Guy Maddin is the most interesting and best Canadian filmmaker working today and easily one of the best filmmakers from any region. I have a never-ending respect for David Cronenberg and Atom Egoyan, two directors whose work in the past has been spectacular, but Maddin has eclipsed them and developed a new style and visual language along the way. His films fall somewhere between narrative and experimental works on a filmic spectrum, frequently using documentary elements and always dealing with nostalgia and subconscious through a Brechtian formalist language. He walks the line of being fun and funny, but also uncanny, sometimes uncomfortable and frequently difficult.
His latest work, Keyhole, is all of these things. It's not really a linear narrative film, not totally experimental (despite being commissioned by the Wexner Center for the Arts at Ohio State), but also totally weird and unsettling. All the while it's thrilling, exuberant and firmly sarcastic. It is a film told in a "fugue state" style, making elements disconnected, obscured and abstract. It is wonderful and fascinating.
The story of the film is really secondary to the formalism and thematic content, but deals with a noir-like plot involving a man named Ulysses (Jason Patric), who returns to his home after a botched job with his underworld lackeys. He brings with him a young beauty, Denny (Brooke Palsson), and a bound young man, Manners (David Wontner), who seems to be his son. In the house on the upper floor is his wife, Hyacinth (Isabella Rossellini), and an old man who claims to be her father, guardian of all memories in the house. This geezer walks around, out of shape, in his underwear, dragging with him a heavy chain that seems to keep him tied to the building itself. Ulysses must struggle to get to his wife, deal with Old Man Memory and figure out what to do with his two prisoners.
As a dream-essay, the film doesn't move along in an A-to-B fashion, but jumps from one thing to another in a sometimes bizarre or difficult way. Characters don't seem to be really alive or dead, but suspended in mid-flight between two places (waking and sleeping, still and dynamic, past and present). Just like a dream, there are small circular stories connected with other circular stories, making the film slightly more difficult to follow... though if you sit back and enjoy it, everything becomes clear. (Part of this structure is that there is a somewhat Marxist element of having no internal dynamism, making it hard to know what is next or when it will end. This is certainly a challenge, but a thrilling and, ultimately, a rewarding one.)
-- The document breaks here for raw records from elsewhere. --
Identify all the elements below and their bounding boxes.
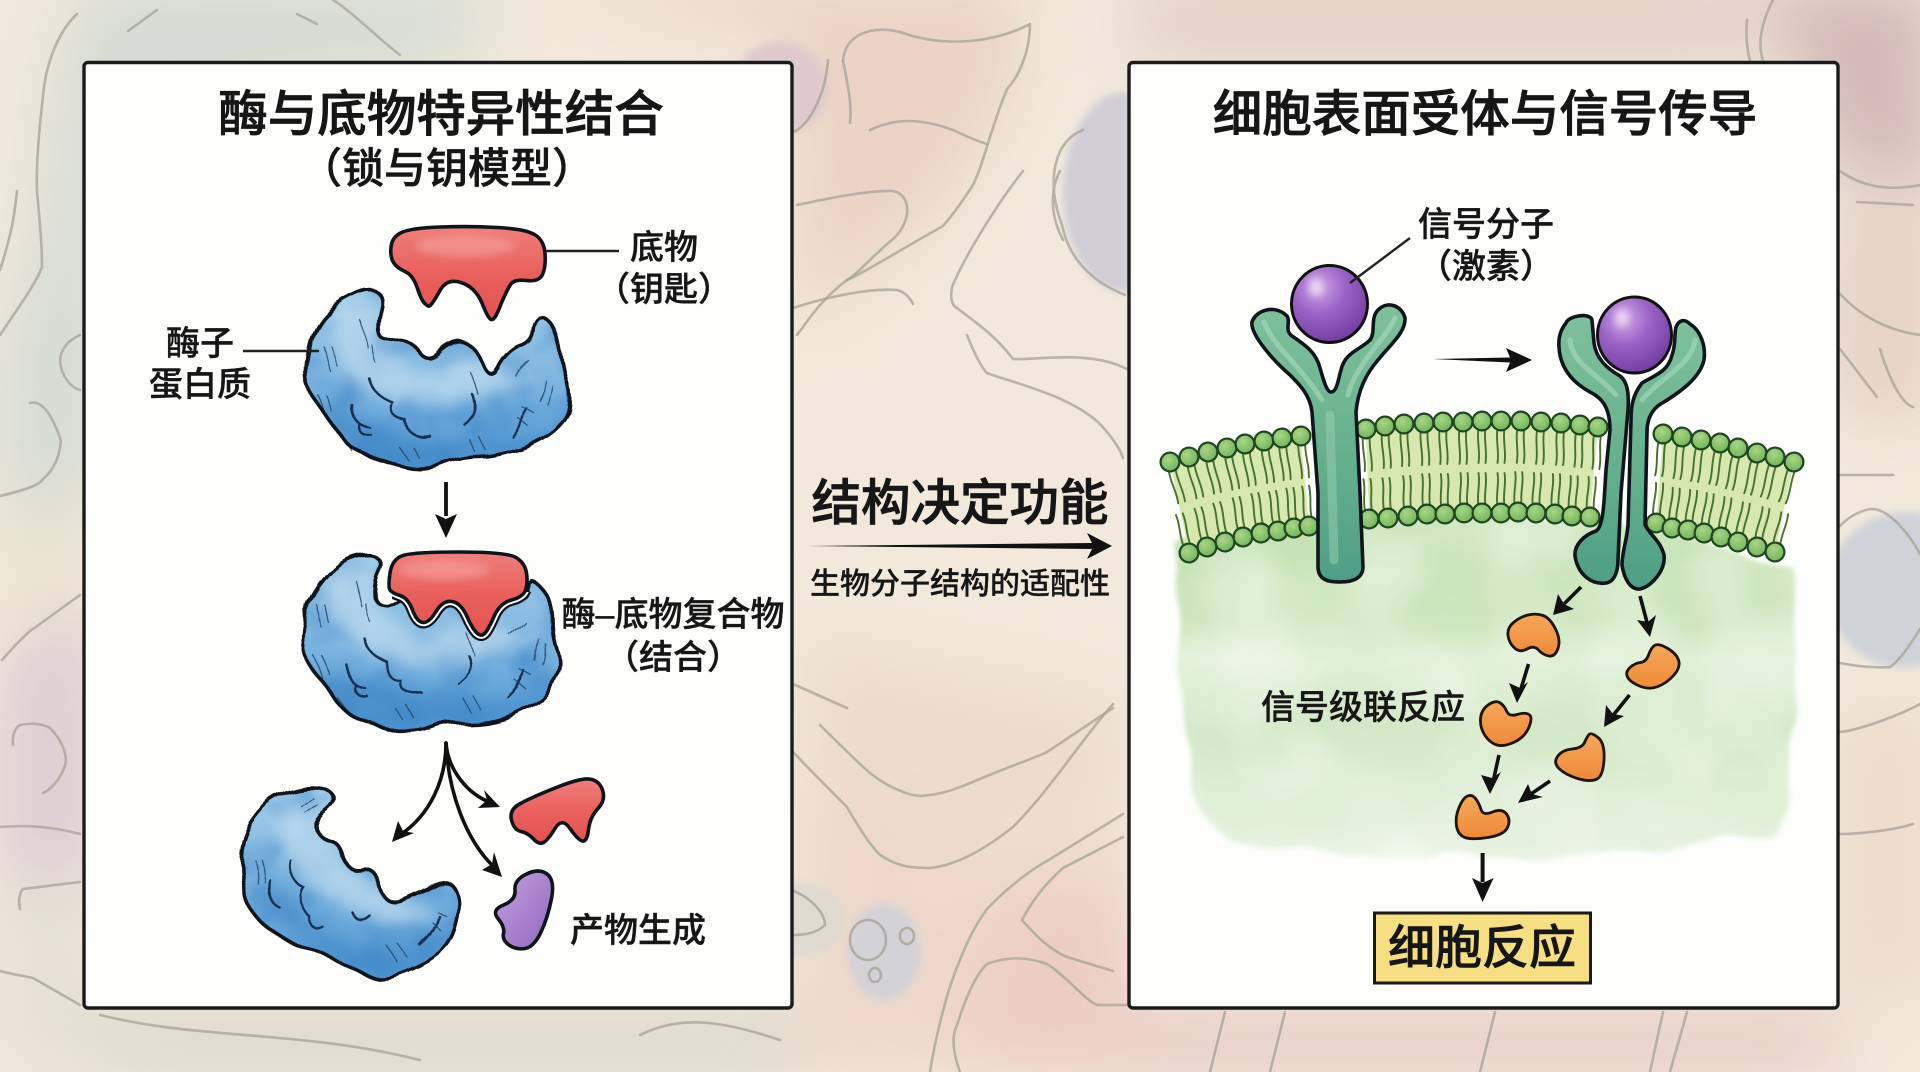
label: key: （钥匙） bbox=[596, 271, 732, 309]
substrate (key) bbox=[391, 227, 545, 320]
enzyme-substrate complex bbox=[302, 552, 565, 735]
label: protein: 蛋白质 bbox=[149, 366, 251, 404]
signal molecule bound bbox=[1598, 297, 1672, 373]
label: signal molecule: 信号分子 bbox=[1418, 206, 1554, 244]
arrow: to cell response bbox=[1472, 853, 1494, 902]
subtitle: lock and key model: （锁与钥模型） bbox=[300, 145, 594, 192]
title: receptor signalling: 细胞表面受体与信号传导 bbox=[1213, 87, 1757, 142]
arrow: binding bbox=[435, 482, 457, 538]
label: hormone: （激素） bbox=[1418, 248, 1554, 286]
label: products formed: 产物生成 bbox=[570, 912, 706, 950]
active dimer receptor bbox=[1559, 316, 1704, 589]
heading: 结构决定功能 bbox=[812, 476, 1108, 531]
leader line: enzyme bbox=[243, 350, 319, 352]
kinase cascade molecules bbox=[1456, 614, 1679, 839]
box: cell response: 细胞反应 bbox=[1388, 921, 1576, 974]
label: signal cascade: 信号级联反应 bbox=[1261, 689, 1465, 727]
enzyme protein bbox=[306, 290, 570, 470]
box: cell response bbox=[1374, 913, 1590, 983]
released substrate bbox=[511, 779, 604, 843]
caption: 生物分子结构的适配性 bbox=[810, 568, 1110, 601]
cytoplasm watercolor wash bbox=[1176, 516, 1796, 858]
label: enzyme: 酶子 bbox=[166, 325, 234, 363]
panel: enzyme-substrate binding bbox=[84, 62, 792, 1008]
label: binding: （结合） bbox=[605, 639, 741, 677]
leader line: substrate bbox=[546, 250, 619, 252]
product molecule bbox=[495, 871, 553, 949]
signal molecule unbound bbox=[1292, 266, 1368, 342]
released enzyme bbox=[241, 788, 460, 978]
center: structure determines function bbox=[808, 476, 1112, 601]
title: enzyme substrate specificity: 酶与底物特异性结合 bbox=[218, 87, 664, 142]
label: enzyme-substrate complex: 酶–底物复合物 bbox=[562, 596, 784, 634]
cascade arrows bbox=[1481, 587, 1656, 803]
panel frame bbox=[1129, 62, 1838, 1008]
panel frame bbox=[84, 62, 792, 1008]
panel: receptor signal transduction bbox=[1129, 62, 1838, 1008]
label: substrate: 底物 bbox=[630, 229, 698, 267]
arrow: toward receptor panel bbox=[808, 533, 1112, 559]
cell membrane bilayer bbox=[1158, 411, 1806, 564]
inactive Y receptor bbox=[1252, 305, 1405, 582]
branching product arrows bbox=[392, 743, 502, 877]
arrow: activation bbox=[1433, 348, 1532, 372]
leader line: signal molecule bbox=[1350, 238, 1410, 283]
From one scene to the next, Ulysses goes from hard-boiled B-movie noir star to a nervous everyman dealing with his memories and his demons. The house becomes his subconscious, his journey though it, like his classical namesake, becomes his psychoanalysis. The eponymous keyhole in the door to the upstairs bathroom (where Hyacinth and Old Man Memory seem to live) serves the purposes of being a small view into a distant recess of memory as well as a hole through which Ulysses can pull threads (literally). The reason the story feels choppy, difficult and strange is because it's Ulysses' therapeutic journey. My shrink father once said that psychoanalysis is the act of taking down a wall, brick by brick, and then rebuilding it slowly with better mortar... that seems pretty apt here in the case of this house.
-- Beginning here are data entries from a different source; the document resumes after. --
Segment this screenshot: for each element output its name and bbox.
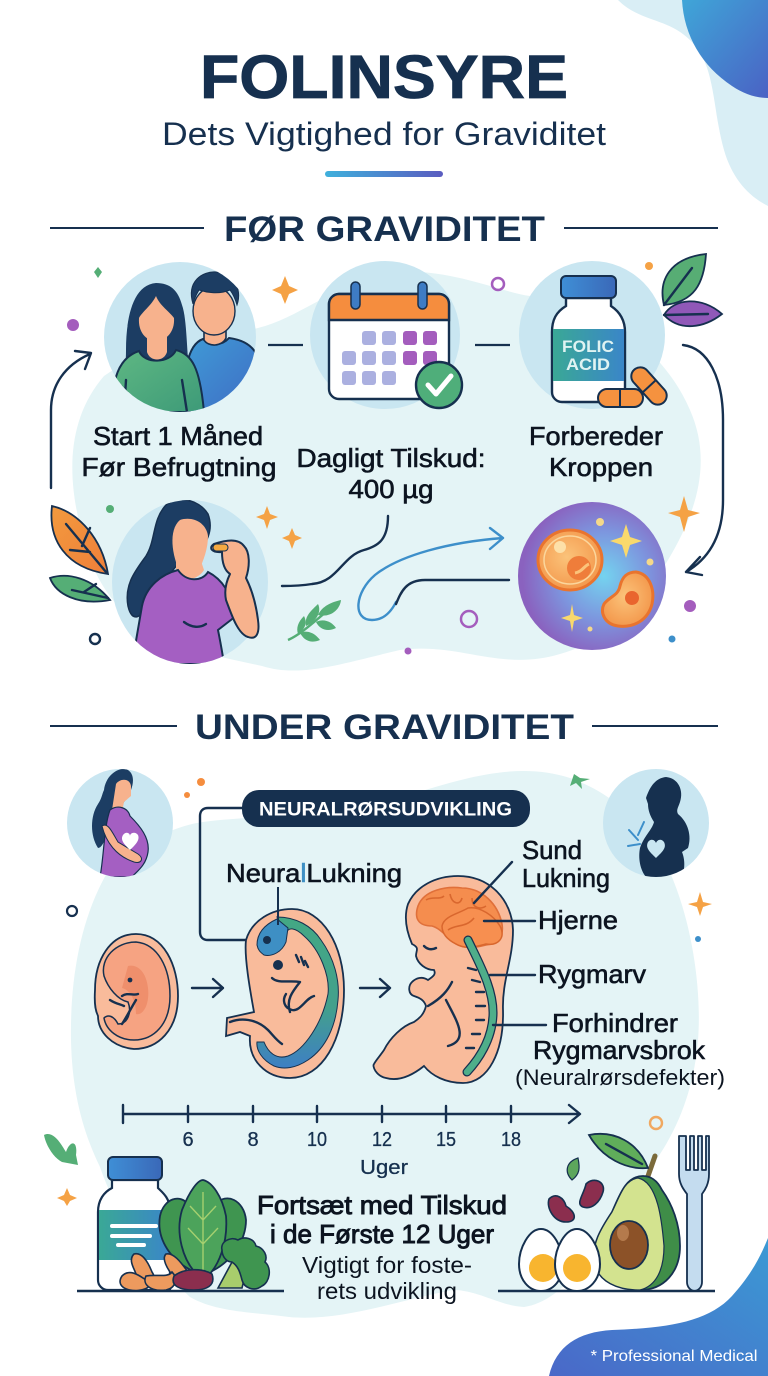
text: forbereder kroppen	[529, 421, 663, 482]
icon: capsules	[598, 364, 670, 408]
text: forbereder kroppen: Forbereder	[529, 421, 663, 451]
icon: foods right	[498, 1134, 715, 1291]
arrow: embryo 2 to 3	[360, 979, 390, 997]
label: neural lukning: NeuralLukning	[226, 858, 402, 888]
text: fortsæt med tilskud	[257, 1190, 507, 1249]
labels: embryo 3: Forhindrer	[552, 1008, 678, 1038]
subtitle: Dets Vigtighed for Graviditet	[162, 116, 606, 152]
text: forbereder kroppen: Kroppen	[549, 452, 653, 482]
arrow: embryo 1 to 2	[192, 979, 223, 997]
icon: embryo 3	[374, 876, 513, 1083]
icon: silhouette right	[603, 769, 709, 877]
icon: small leaf	[567, 1158, 579, 1180]
text: start 1 måned: Før Befrugtning	[82, 452, 276, 482]
bottom-right corner blob	[549, 1238, 768, 1376]
icon: sprig	[288, 600, 341, 642]
labels: embryo 3: Sund	[522, 835, 582, 865]
text: vigtigt for fosterets udvikling: rets udvikling	[317, 1278, 457, 1304]
connector: woman to cells	[396, 580, 509, 604]
icon: leaves top right	[663, 254, 722, 326]
arrow: blue curve to cells	[358, 528, 503, 620]
title: FOLINSYRE	[200, 43, 568, 111]
timeline: 8	[247, 1129, 259, 1151]
text: vigtigt for fosterets udvikling	[302, 1252, 472, 1304]
callout pill: neuralrørsudvikling: NEURALRØRSUDVIKLING	[259, 798, 512, 820]
icon: nuts and bean	[120, 1254, 213, 1291]
icon: leaves left	[50, 506, 110, 602]
text: start 1 måned	[82, 421, 276, 482]
timeline: Uger	[360, 1157, 408, 1179]
section heading: under graviditet: UNDER GRAVIDITET	[195, 708, 574, 747]
labels: embryo 3	[515, 835, 725, 1090]
panel: før graviditet	[50, 254, 723, 671]
icon: eggs	[519, 1229, 600, 1291]
text: dagligt tilskud: Dagligt Tilskud:	[296, 443, 486, 473]
icon: cells sphere	[518, 502, 666, 650]
labels: embryo 3: (Neuralrørsdefekter)	[515, 1065, 725, 1090]
icon: supplement bottle with greens	[77, 1157, 284, 1291]
icon: calendar	[310, 261, 462, 409]
icon: folic acid bottle: ACID	[566, 356, 610, 374]
icon: spinach	[159, 1180, 246, 1290]
icon: folic acid bottle: FOLIC	[562, 338, 614, 356]
labels: embryo 3: Lukning	[522, 863, 610, 893]
timeline: 10	[307, 1129, 327, 1151]
icon: pregnant woman left	[67, 769, 173, 877]
text: dagligt tilskud	[296, 443, 486, 504]
icon: broccoli	[218, 1238, 269, 1289]
arrow: bottle to cells	[683, 345, 723, 575]
text: start 1 måned: Start 1 Måned	[93, 421, 263, 451]
connector: couple to calendar	[268, 344, 303, 346]
decorative dots and sparkles: under graviditet	[44, 774, 712, 1206]
text: vigtigt for fosterets udvikling: Vigtigt for foste-	[302, 1252, 472, 1278]
text: fortsæt med tilskud: Fortsæt med Tilskud	[257, 1190, 507, 1220]
timeline: 15	[436, 1129, 456, 1151]
icon: couple	[104, 262, 258, 412]
timeline	[123, 1105, 580, 1179]
decorative dots and sparkles: før graviditet	[67, 262, 700, 654]
icon: kidney beans	[548, 1180, 603, 1222]
timeline: 6	[182, 1129, 194, 1151]
connector: dosage to woman	[282, 516, 388, 586]
connector: pill to neural tube	[200, 808, 267, 940]
section heading: før graviditet: FØR GRAVIDITET	[224, 210, 545, 249]
icon: embryo 1	[95, 934, 178, 1049]
text: fortsæt med tilskud: i de Første 12 Uger	[270, 1219, 494, 1249]
leader: neural lukning	[277, 887, 279, 925]
decorative top-right blob	[618, 0, 768, 206]
panel: under graviditet	[44, 769, 725, 1318]
callout pill: neuralrørsudvikling	[242, 790, 530, 827]
connector: calendar to bottle	[475, 344, 510, 346]
title accent bar	[325, 171, 443, 177]
icon: embryo 2	[226, 909, 344, 1078]
footer note: * Professional Medical	[590, 1348, 758, 1365]
timeline: 12	[372, 1129, 392, 1151]
leaders: embryo 3 labels	[474, 862, 546, 1025]
arrow: loop back to couple	[51, 351, 91, 488]
labels: embryo 3: Rygmarv	[538, 959, 646, 989]
icon: fork	[679, 1136, 709, 1291]
icon: folic acid bottle	[519, 261, 670, 409]
labels: embryo 3: Hjerne	[538, 905, 618, 935]
icon: woman taking tablet	[112, 500, 268, 664]
icon: tablet	[213, 544, 228, 551]
labels: embryo 3: Rygmarvsbrok	[533, 1035, 706, 1065]
icon: avocado	[589, 1134, 680, 1290]
text: dagligt tilskud: 400 µg	[348, 474, 434, 504]
timeline: 18	[501, 1129, 521, 1151]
Aside from all of this elegant presentation and plot, what makes Maddin's films so clever and enjoyable is how technically interesting they are. He's a master of juxtaposition, editing and pacing. Images are frequently on screen for seconds or only several frames, signaling something in our brains, but remaining distant enough that we feel we are just short of making a connection. Characters come and go through dark canals and obscured spaces, making the act of watching one of his films (this one in particular) a game, but one with no rules that are easy to win. It's a new kind of filmmaking, a doorway to more avante-garde material, reminiscent of the work of Bruce Connor, but shown through the prism of something almost familiar and narrative. It's difficult to define, but thrilling to behold.